Just tail displays the log file to the end and quits. tail -f shows
the log continuously
ctrl-c ends tail -f on all Un*x machines I've been on...
-f Follow. If the input-file is not a pipe, the pro-
gram does not terminate after the line of the
input-file has been copied, but enters an endless
loop, wherein it sleeps for a second and then
attempts to read and copy further records from the
input-file. Thus it can be used to monitor the
growth of a file that is being written by some
other process.
Thanks
Rohan
Does ^C end any command? Try `sleep 10'. You may have a different
interrupt character. Type `stty' to see how it's set.
--
-Gary Mills- -Unix Support- -U of M Academic Computing and Networking-
> I am using tail -f command.....but ctrl-c does not end
> the command.
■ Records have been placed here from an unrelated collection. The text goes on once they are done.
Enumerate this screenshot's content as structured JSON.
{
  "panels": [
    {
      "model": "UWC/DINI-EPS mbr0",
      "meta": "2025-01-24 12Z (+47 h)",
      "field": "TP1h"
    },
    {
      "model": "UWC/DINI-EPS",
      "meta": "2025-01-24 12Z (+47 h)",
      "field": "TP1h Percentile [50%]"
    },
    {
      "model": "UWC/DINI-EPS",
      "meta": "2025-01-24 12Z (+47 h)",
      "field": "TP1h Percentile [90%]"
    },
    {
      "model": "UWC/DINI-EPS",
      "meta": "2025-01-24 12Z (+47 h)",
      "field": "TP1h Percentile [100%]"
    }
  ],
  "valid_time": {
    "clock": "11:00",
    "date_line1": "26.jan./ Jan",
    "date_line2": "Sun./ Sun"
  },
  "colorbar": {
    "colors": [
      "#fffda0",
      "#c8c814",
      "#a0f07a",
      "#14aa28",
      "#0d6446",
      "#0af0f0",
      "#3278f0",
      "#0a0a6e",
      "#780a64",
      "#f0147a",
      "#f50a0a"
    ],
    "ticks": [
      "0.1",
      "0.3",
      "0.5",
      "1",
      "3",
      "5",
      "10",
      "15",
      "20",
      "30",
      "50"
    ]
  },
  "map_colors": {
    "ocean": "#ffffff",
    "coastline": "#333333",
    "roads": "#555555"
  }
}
This is output of the command uname -a;
> SunOS XXXXXXXX 5.8 Generic_117350-30 sun4u sparc
> SUNW,Sun-Fire-480R
Sure it's /usr/bin/tail and not some rogue version?
Also, what does "stty -a" say that "intr" is bound to?
hth
t
If I didn't know better I'd say this sounds a lot like the 'xtail'
program, which shows status on Ctrl-C and requires a Ctrl-\ to quit.